Dans une lettre adressée à son épouse depuis Les Andelys, Victor Hugo rapporte une anecdote que voici…
Le 12 septembre 1837
Hier, entre Louviers et Pont-de-l’Arche, vers midi, j’ai rencontré sur la route une famille de pauvres musiciens ambulants qui marchait au grand soleil. Il y avait le père, la mère et six enfants, tous en haillons. Il suivaient le plus possible la lisière d’ombre que font les arbres. Chacun avait son fardeau. Le père, homme d’une cinquantaine d’années, portait un cor en bandoulière et une grande contrebasse sous son bras ; la mère avait un gros paquet de bagages ; le fils aîné, d’environ quinze à seize ans, était tout caparaçonné de hautbois, de trompettes et d’ophicléides [1] ; deux autres garçons plus jeunes, de douze à treize ans, s’étaient fait une charge d’instruments de musique et d’instruments de cuisines où les casseroles résonnaient à l’unisson des cymbales : puis venait une fille de huit ans, avec un porte-manteau aussi long qu’elle sur le dos ; puis un petit garçon de six ans affublé d’un havresac de soldat ; puis enfin une toute petite fille de quatre à cinq ans, en guenilles comme les autres, marchand aussi sur cette longue route en suivant bravement avec son petit pas le grand pas du père. Celle là ne portait rien. Je me trompe. Sur l’affreux chapeau déformé qui couvrait son joli visage rose, elle portait – c’est là ce qui m’a le plus ému – un petit panache composé de liserons, de coquelicots et de marguerites, qui dansait joyeusement sur sa tête.

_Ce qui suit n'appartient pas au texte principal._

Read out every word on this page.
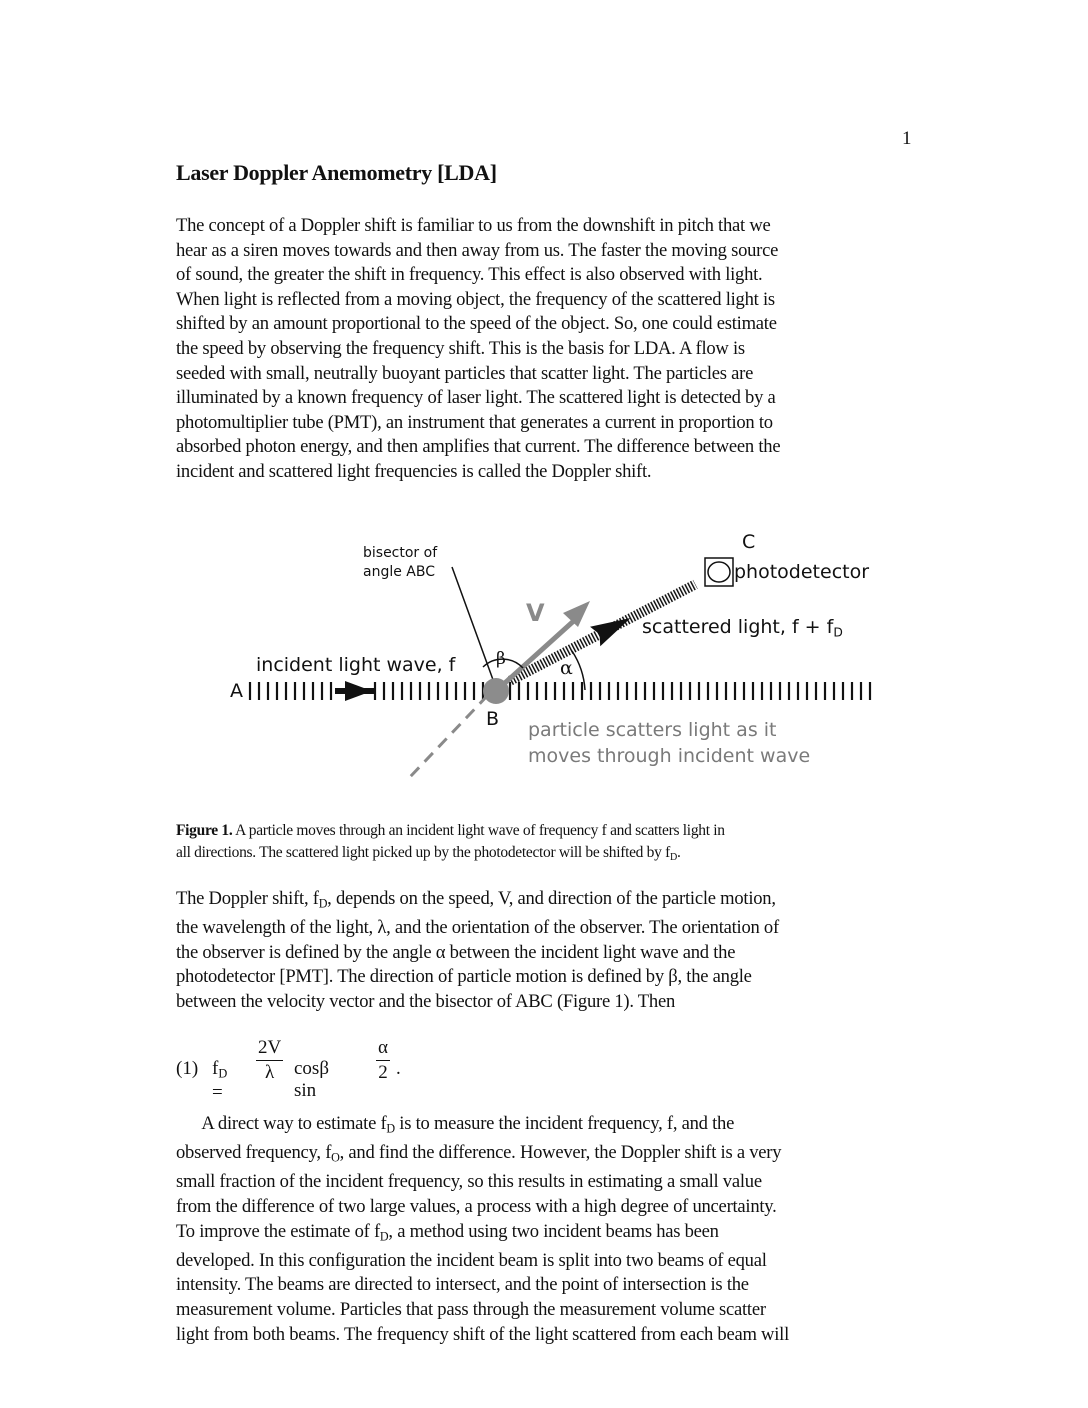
1
Laser Doppler Anemometry [LDA]
The concept of a Doppler shift is familiar to us from the downshift in pitch that we
hear as a siren moves towards and then away from us. The faster the moving source
of sound, the greater the shift in frequency. This effect is also observed with light.
When light is reflected from a moving object, the frequency of the scattered light is
shifted by an amount proportional to the speed of the object. So, one could estimate
the speed by observing the frequency shift. This is the basis for LDA. A flow is
seeded with small, neutrally buoyant particles that scatter light. The particles are
illuminated by a known frequency of laser light. The scattered light is detected by a
photomultiplier tube (PMT), an instrument that generates a current in proportion to
absorbed photon energy, and then amplifies that current. The difference between the
incident and scattered light frequencies is called the Doppler shift.
bisector of
angle ABC
C
photodetector
V	scattered light, $f + f_D$
incident light wave, f β	α
A
B particle scatters light as it
moves through incident wave
Figure 1. A particle moves through an incident light wave of frequency f and scatters light in
all directions. The scattered light picked up by the photodetector will be shifted by $f_D$.
The Doppler shift, $f_D$, depends on the speed, V, and direction of the particle motion,
the wavelength of the light, λ, and the orientation of the observer. The orientation of
the observer is defined by the angle α between the incident light wave and the
photodetector [PMT]. The direction of particle motion is defined by β, the angle
between the velocity vector and the bisector of ABC (Figure 1). Then
(1) $f_D$ =
$\frac{2V}{\lambda}$ cosβ sin
$\frac{\alpha}{2}$ .
A direct way to estimate $f_D$ is to measure the incident frequency, f, and the
observed frequency, $f_O$, and find the difference. However, the Doppler shift is a very
small fraction of the incident frequency, so this results in estimating a small value
from the difference of two large values, a process with a high degree of uncertainty.
To improve the estimate of $f_D$, a method using two incident beams has been
developed. In this configuration the incident beam is split into two beams of equal
intensity. The beams are directed to intersect, and the point of intersection is the
measurement volume. Particles that pass through the measurement volume scatter
light from both beams. The frequency shift of the light scattered from each beam will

J’ai longtemps suivi du regard ce chapeau hideux surmonté de ce panache éclatant, charmante fleur de gaîté qui avait trouvé moyen de s’épanouir sur cette misère. De toutes les choses nécessaires à cette pauvre famille, la plus nécessaire, c’est à la petite bégayant à peine que la Providence l’avait confiée. Les autres portaient le pain, l’enfance portait la joie. Dieu est grand.
Commentaire
On ne présente évidemment pas Victor Hugo mais lorsque l’on connait l’engagement politique qui fit en grande partie son renom, on peut s’étonner de cette description des gens du peuple. Ce tableau de misère n’est ni compatissant ni révolté : la chose que retient Victor Hugo n’est pas le pain qui manque mais le panache que porte l’insouciante enfant. Cette vision s’entend… si l’on n’a pas de problème pour se nourrir, comme l’auteur… Si le panache passe pour la chose la plus utile et émouvante à ses yeux, c’est bien parce que le jeune Hugo refuse de voir la misère et qu’il se réfugie dans ce qui lui ravit l’âme.
Il est intéressant de lire ce panache comme une métaphore de la société de privilèges que constituait la monarchie. Ce panache est d’autant plus visible qu’il est rare et qu’il pousse sur la misère la plus la plus crasse. Les privilégiés, en règle générale, quoique, préféraient voir ce panache quitte à en oublier l’injustice qu’il coiffait. C’est encore le cas de Victor Hugo, royaliste désireux de plus de libéralisme et attentif à la misère, même si elle le révolte pas encore. Ouvert à l’évolution des mentalités il fut de plus en plus acquis à la cause sociale et devint le héraut de la justice sociale en se rapprochant des républicains avancés et des prémices socialistes [2].
Quelques années plus tard, le Dieu avec lequel Victor Hugo termine ce passage ne couronnait plus la richesse – même par un beau panache – mais bien plutôt la pauvreté, qui est le parti à la fois du prophète chrétien et des réformistes.
Source
Collectif, Voyage en Normandie, Urrugne : Pimientos, 2001, page 43.
Notes
[1] Sorte de tuba, grand cuivre à vent muni de clés qui fut autrefois utilisé dans les marches militaires principalement.
[2] Victor Hugo ne rompit officiellement avec la droite qu’en octobre 1849, alors qu’il exerçait les fonctions de député de la Seconde république. Cette rupture était consumée car le député refusait une trop grande présence de l’Église dans les affaires publiques (notamment avec la loi Falloux) ainsi que le dédain avec lequel la droite bonapartiste et royaliste laissait souffrir la partie la plus humble de la Nation. Victor Hugo rejoignit les députés qui se déclaraient Montagnards – et donc révolutionnaires – et appela le peuple aux armes lors du coup d’État de Napoléon III cependant qu’il s’opposait à la peine de mort et à la violence gratuite.